ANZFAS Representatives Selection Board

"Your CV says you've served your time in vivisection laboratories, belong to the club, are ambitious, and capable of great deviousness - You're just the sort of person we're looking for!"

Still jostling for an NZAVS affiliation with AFAS the Federation wrote to the Society in June 1985 thus:

"An enlightened report by the Committee would not only result in widespread legislative reform in Australia but also act as a pressure-point for animal welfare reform overseas, particularly in New Zealand, North America and Europe. Due to the endeavours of AFAS there is much interest by animal societies overseas in the Inquiry (the Senate Select Committee's Inquiry into Animal Experimentation). In particular United States' animal societies have made their own considered written submissions to the Committee having sighted AFAS submission."

NZAVS comments that if those submissions were along the lines of that of AFAS there would be no need for the vivisectors to oppose them the animal societies so efficiently stated the case on the vivisectors' behalf!

In response to an article titled "Regulation or Abolition" in Mobilise! No. 12 of September 1985 in which we described the Great Australian Breakthrough as the Great Australian Sell-out, Peter Singer wrote to NZAVS stating that the AFAS Recommendations were "interim measures pending eventual abolition". Remarkably unperturbed that AFAS policy was not merely sealing forever the continuance of vivisection in Australia, but also attempting to consolidate by regulation, vivisection worldwide, the New Zealand societies rushed with enthusiasm into the alliance of 55 animal groups and over 50,000 subscription-paying members, and ANZFAS (the Australian and New Zealand Federation of Animal Societies) was born. Its policies were gladly, immediately and with relish espoused by the New Zealand Government, which, quick to capitalise from this solid-gold endorsement of vivisection, approved by dozens of animal welfare societies under the guidance of a prestigious affiliation of which Peter Singer was Vice President, in double-quick time was using AFAS policy in defence of vivisection against NZAVS Petition to abolish vivisection 1989!

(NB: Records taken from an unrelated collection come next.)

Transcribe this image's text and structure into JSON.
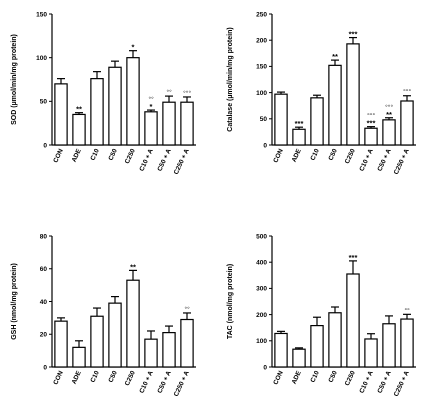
{
  "chart_data": [
    {
      "type": "bar",
      "ylabel": "SOD (µmol/min/mg protein)",
      "ylim": [
        0,
        150
      ],
      "yticks": [
        0,
        50,
        100,
        150
      ],
      "categories": [
        "CON",
        "ADE",
        "C10",
        "C50",
        "C250",
        "C10 + A",
        "C50 + A",
        "C250 + A"
      ],
      "values": [
        70,
        35,
        76,
        89,
        100,
        38,
        49,
        49
      ],
      "errors": [
        6,
        2,
        8,
        7,
        8,
        2,
        7,
        6
      ],
      "annotations": [
        "",
        "**",
        "",
        "",
        "*",
        "*",
        "",
        ""
      ],
      "annotations2": [
        "",
        "",
        "",
        "",
        "",
        "◦◦",
        "◦◦",
        "◦◦◦"
      ]
    },
    {
      "type": "bar",
      "ylabel": "Catalase (µmol/min/mg protein)",
      "ylim": [
        0,
        250
      ],
      "yticks": [
        0,
        50,
        100,
        150,
        200,
        250
      ],
      "categories": [
        "CON",
        "ADE",
        "C10",
        "C50",
        "C250",
        "C10 + A",
        "C50 + A",
        "C250 + A"
      ],
      "values": [
        97,
        30,
        90,
        152,
        193,
        32,
        48,
        84
      ],
      "errors": [
        4,
        4,
        5,
        10,
        12,
        3,
        4,
        10
      ],
      "annotations": [
        "",
        "***",
        "",
        "**",
        "***",
        "***",
        "**",
        ""
      ],
      "annotations2": [
        "",
        "",
        "",
        "",
        "",
        "◦◦◦",
        "◦◦◦",
        "◦◦◦"
      ]
    },
    {
      "type": "bar",
      "ylabel": "GSH (nmol/mg protein)",
      "ylim": [
        0,
        80
      ],
      "yticks": [
        0,
        20,
        40,
        60,
        80
      ],
      "categories": [
        "CON",
        "ADE",
        "C10",
        "C50",
        "C250",
        "C10 + A",
        "C50 + A",
        "C250 + A"
      ],
      "values": [
        28,
        12,
        31,
        39,
        53,
        17,
        21,
        29
      ],
      "errors": [
        2,
        4,
        5,
        4,
        6,
        5,
        4,
        4
      ],
      "annotations": [
        "",
        "",
        "",
        "",
        "**",
        "",
        "",
        ""
      ],
      "annotations2": [
        "",
        "",
        "",
        "",
        "",
        "",
        "",
        "◦◦"
      ]
    },
    {
      "type": "bar",
      "ylabel": "TAC (nmol/mg protein)",
      "ylim": [
        0,
        500
      ],
      "yticks": [
        0,
        100,
        200,
        300,
        400,
        500
      ],
      "categories": [
        "CON",
        "ADE",
        "C10",
        "C50",
        "C250",
        "C10 + A",
        "C50 + A",
        "C250 + A"
      ],
      "values": [
        128,
        68,
        158,
        207,
        355,
        107,
        165,
        183
      ],
      "errors": [
        8,
        5,
        32,
        22,
        50,
        20,
        30,
        18
      ],
      "annotations": [
        "",
        "",
        "",
        "",
        "***",
        "",
        "",
        ""
      ],
      "annotations2": [
        "",
        "",
        "",
        "",
        "",
        "",
        "",
        "◦◦"
      ]
    }
  ]
}
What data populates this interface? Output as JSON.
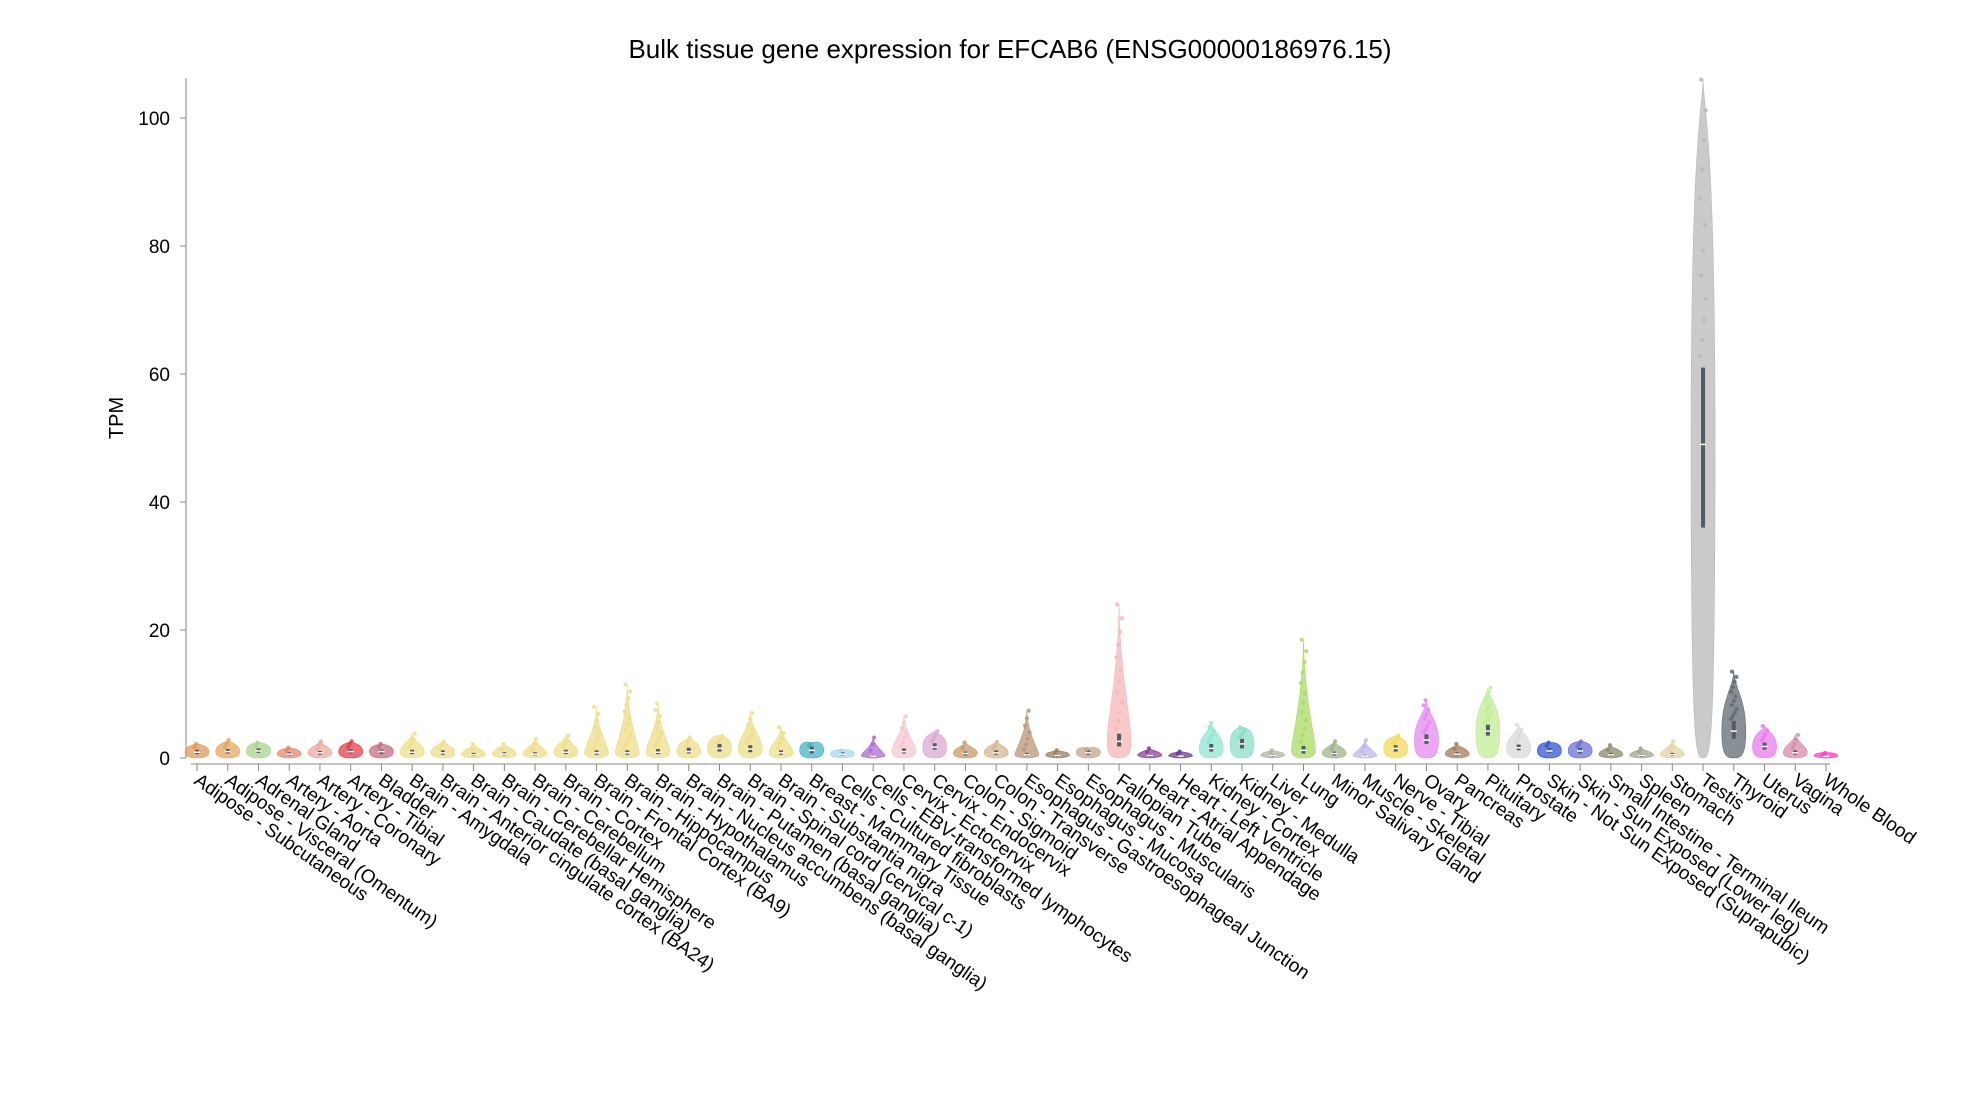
{
  "chart_data": {
    "type": "violin",
    "title": "Bulk tissue gene expression for EFCAB6 (ENSG00000186976.15)",
    "xlabel": "",
    "ylabel": "TPM",
    "ylim": [
      0,
      106
    ],
    "yticks": [
      0,
      20,
      40,
      60,
      80,
      100
    ],
    "grid": false,
    "legend": "none",
    "categories": [
      "Adipose - Subcutaneous",
      "Adipose - Visceral (Omentum)",
      "Adrenal Gland",
      "Artery - Aorta",
      "Artery - Coronary",
      "Artery - Tibial",
      "Bladder",
      "Brain - Amygdala",
      "Brain - Anterior cingulate cortex (BA24)",
      "Brain - Caudate (basal ganglia)",
      "Brain - Cerebellar Hemisphere",
      "Brain - Cerebellum",
      "Brain - Cortex",
      "Brain - Frontal Cortex (BA9)",
      "Brain - Hippocampus",
      "Brain - Hypothalamus",
      "Brain - Nucleus accumbens (basal ganglia)",
      "Brain - Putamen (basal ganglia)",
      "Brain - Spinal cord (cervical c-1)",
      "Brain - Substantia nigra",
      "Breast - Mammary Tissue",
      "Cells - Cultured fibroblasts",
      "Cells - EBV-transformed lymphocytes",
      "Cervix - Ectocervix",
      "Cervix - Endocervix",
      "Colon - Sigmoid",
      "Colon - Transverse",
      "Esophagus - Gastroesophageal Junction",
      "Esophagus - Mucosa",
      "Esophagus - Muscularis",
      "Fallopian Tube",
      "Heart - Atrial Appendage",
      "Heart - Left Ventricle",
      "Kidney - Cortex",
      "Kidney - Medulla",
      "Liver",
      "Lung",
      "Minor Salivary Gland",
      "Muscle - Skeletal",
      "Nerve - Tibial",
      "Ovary",
      "Pancreas",
      "Pituitary",
      "Prostate",
      "Skin - Not Sun Exposed (Suprapubic)",
      "Skin - Sun Exposed (Lower leg)",
      "Small Intestine - Terminal Ileum",
      "Spleen",
      "Stomach",
      "Testis",
      "Thyroid",
      "Uterus",
      "Vagina",
      "Whole Blood"
    ],
    "colors": [
      "#e09a5a",
      "#e6a75f",
      "#a7d58b",
      "#e8866d",
      "#f0a8a0",
      "#e0414d",
      "#c76d82",
      "#eedd88",
      "#eedd88",
      "#eedd88",
      "#eedd88",
      "#eedd88",
      "#eedd88",
      "#eedd88",
      "#eedd88",
      "#eedd88",
      "#eedd88",
      "#eedd88",
      "#eedd88",
      "#eedd88",
      "#46b4c4",
      "#a3d9ec",
      "#b06ad0",
      "#f5c7d1",
      "#dba8d3",
      "#c99a6b",
      "#d8b58d",
      "#bb9777",
      "#9c7c5a",
      "#c4a48b",
      "#f7b7b8",
      "#8b3f9b",
      "#6a3b8f",
      "#92e5d2",
      "#89dfc6",
      "#b3b59e",
      "#a9dc66",
      "#9fb48b",
      "#bdb6e9",
      "#f3d95b",
      "#e48af0",
      "#a57b5b",
      "#c1ec95",
      "#d9d9d9",
      "#3455d1",
      "#6b72d9",
      "#8b8967",
      "#9fa68e",
      "#e3d2a3",
      "#b8b8b8",
      "#606b71",
      "#e87cf0",
      "#d98aab",
      "#ff3ec8"
    ],
    "medians": [
      0.9,
      1.0,
      1.1,
      0.6,
      0.8,
      1.0,
      1.0,
      0.9,
      0.8,
      0.5,
      0.6,
      0.6,
      0.9,
      0.8,
      0.8,
      0.9,
      1.0,
      1.5,
      1.4,
      0.8,
      1.2,
      0.6,
      0.3,
      1.0,
      1.7,
      0.7,
      0.8,
      0.5,
      0.4,
      0.8,
      2.6,
      0.4,
      0.3,
      1.5,
      2.2,
      0.4,
      1.2,
      0.7,
      0.3,
      1.5,
      2.8,
      0.6,
      4.2,
      1.6,
      1.1,
      1.1,
      0.5,
      0.4,
      0.5,
      49.0,
      4.2,
      1.8,
      0.8,
      0.3
    ],
    "q1": [
      0.6,
      0.7,
      0.8,
      0.4,
      0.5,
      0.7,
      0.6,
      0.6,
      0.5,
      0.3,
      0.4,
      0.4,
      0.6,
      0.5,
      0.5,
      0.6,
      0.7,
      1.0,
      0.9,
      0.5,
      0.7,
      0.4,
      0.2,
      0.7,
      1.3,
      0.4,
      0.5,
      0.3,
      0.2,
      0.5,
      1.8,
      0.2,
      0.2,
      1.0,
      1.5,
      0.2,
      0.7,
      0.4,
      0.2,
      1.0,
      2.2,
      0.4,
      3.5,
      1.2,
      0.8,
      0.7,
      0.3,
      0.2,
      0.3,
      36.0,
      3.0,
      1.3,
      0.5,
      0.2
    ],
    "q3": [
      1.3,
      1.4,
      1.5,
      0.9,
      1.1,
      1.4,
      1.3,
      1.3,
      1.2,
      0.8,
      0.9,
      0.9,
      1.3,
      1.2,
      1.2,
      1.4,
      1.6,
      2.2,
      2.0,
      1.2,
      1.8,
      0.9,
      0.5,
      1.5,
      2.3,
      1.0,
      1.2,
      0.8,
      0.6,
      1.2,
      3.8,
      0.6,
      0.5,
      2.2,
      3.0,
      0.6,
      1.9,
      1.0,
      0.5,
      2.0,
      3.7,
      0.9,
      5.2,
      2.1,
      1.6,
      1.6,
      0.8,
      0.6,
      0.8,
      61.0,
      5.8,
      2.4,
      1.2,
      0.5
    ],
    "maxima": [
      2.2,
      2.8,
      2.4,
      1.6,
      2.6,
      2.6,
      2.2,
      3.8,
      2.6,
      2.2,
      2.2,
      3.0,
      3.5,
      8.0,
      11.5,
      8.5,
      3.2,
      3.5,
      7.0,
      4.8,
      2.2,
      1.2,
      3.2,
      6.5,
      4.2,
      2.4,
      2.5,
      7.4,
      1.2,
      1.4,
      24.0,
      1.5,
      1.0,
      5.5,
      4.8,
      1.2,
      18.5,
      2.6,
      2.8,
      3.5,
      9.0,
      2.2,
      11.0,
      5.2,
      2.4,
      2.6,
      2.0,
      1.5,
      2.6,
      106.0,
      13.5,
      5.0,
      3.6,
      0.8
    ]
  }
}
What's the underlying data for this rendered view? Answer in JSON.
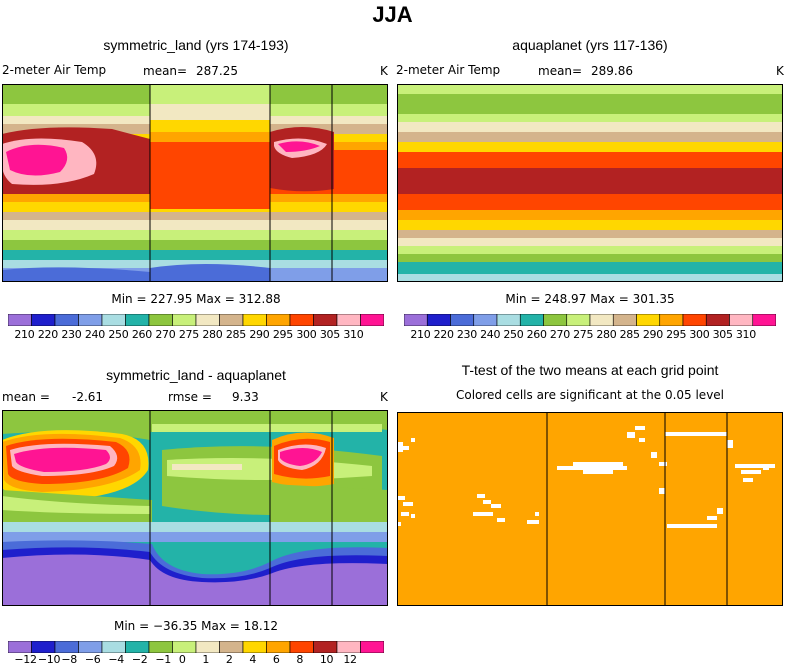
{
  "page_title": "JJA",
  "chart_data": [
    {
      "type": "heatmap",
      "title": "symmetric_land (yrs 174-193)",
      "variable_label": "2-meter Air Temp",
      "mean_label": "mean=",
      "mean_value": "287.25",
      "units": "K",
      "min_max": "Min = 227.95 Max = 312.88",
      "colorbar": {
        "levels": [
          "210",
          "220",
          "230",
          "240",
          "250",
          "260",
          "270",
          "275",
          "280",
          "285",
          "290",
          "295",
          "300",
          "305",
          "310"
        ],
        "colors": [
          "#9b6fd9",
          "#1f1fcc",
          "#4b6cd8",
          "#7f9ee8",
          "#a9dde2",
          "#23b3a8",
          "#8dc63f",
          "#c8f07a",
          "#f2e8c2",
          "#d4b48c",
          "#ffd700",
          "#ffa500",
          "#ff4500",
          "#b22222",
          "#ffb6c1",
          "#ff1493"
        ]
      },
      "description_bands": [
        "light-green top band",
        "hot red/pink continents in northern mid-latitudes",
        "orange tropics",
        "teal/blue southern high latitudes"
      ]
    },
    {
      "type": "heatmap",
      "title": "aquaplanet (yrs 117-136)",
      "variable_label": "2-meter Air Temp",
      "mean_label": "mean=",
      "mean_value": "289.86",
      "units": "K",
      "min_max": "Min = 248.97 Max = 301.35",
      "colorbar": {
        "levels": [
          "210",
          "220",
          "230",
          "240",
          "250",
          "260",
          "270",
          "275",
          "280",
          "285",
          "290",
          "295",
          "300",
          "305",
          "310"
        ]
      }
    },
    {
      "type": "heatmap",
      "title": "symmetric_land - aquaplanet",
      "mean_label": "mean =",
      "mean_value": "-2.61",
      "rmse_label": "rmse =",
      "rmse_value": "9.33",
      "units": "K",
      "min_max": "Min = −36.35 Max =  18.12",
      "colorbar": {
        "levels": [
          "−12",
          "−10",
          "−8",
          "−6",
          "−4",
          "−2",
          "−1",
          "0",
          "1",
          "2",
          "4",
          "6",
          "8",
          "10",
          "12"
        ],
        "colors": [
          "#9b6fd9",
          "#1f1fcc",
          "#4b6cd8",
          "#7f9ee8",
          "#a9dde2",
          "#23b3a8",
          "#8dc63f",
          "#c8f07a",
          "#f2e8c2",
          "#d4b48c",
          "#ffd700",
          "#ffa500",
          "#ff4500",
          "#b22222",
          "#ffb6c1",
          "#ff1493"
        ]
      }
    },
    {
      "type": "heatmap",
      "title": "T-test of the two means at each grid point",
      "subtitle": "Colored cells are significant at the 0.05 level",
      "fill_color": "#ffa500"
    }
  ]
}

In retrospect, reflecting on the catastrophe of ANZFAS and the irreparable damage the alliance did for the case for abolition, it is fair to say that the leaders of the organisations which led their unsuspecting members and supporters into the ANZFAS club should have been on the payroll of the Australian and New Zealand Governments such a good job did they do on the governments' behalf. Those organisations were: Save Animals From Experiments, Beauty With Compassion, the Humane Society, the SPCA (Auckland), the Anti-Cruelty Society (since defunct).

The writer emphasises that NZAVS is concerned solely with the AFAS policy on animal experiments. The Federation's policy on other issues having no relevance in this record.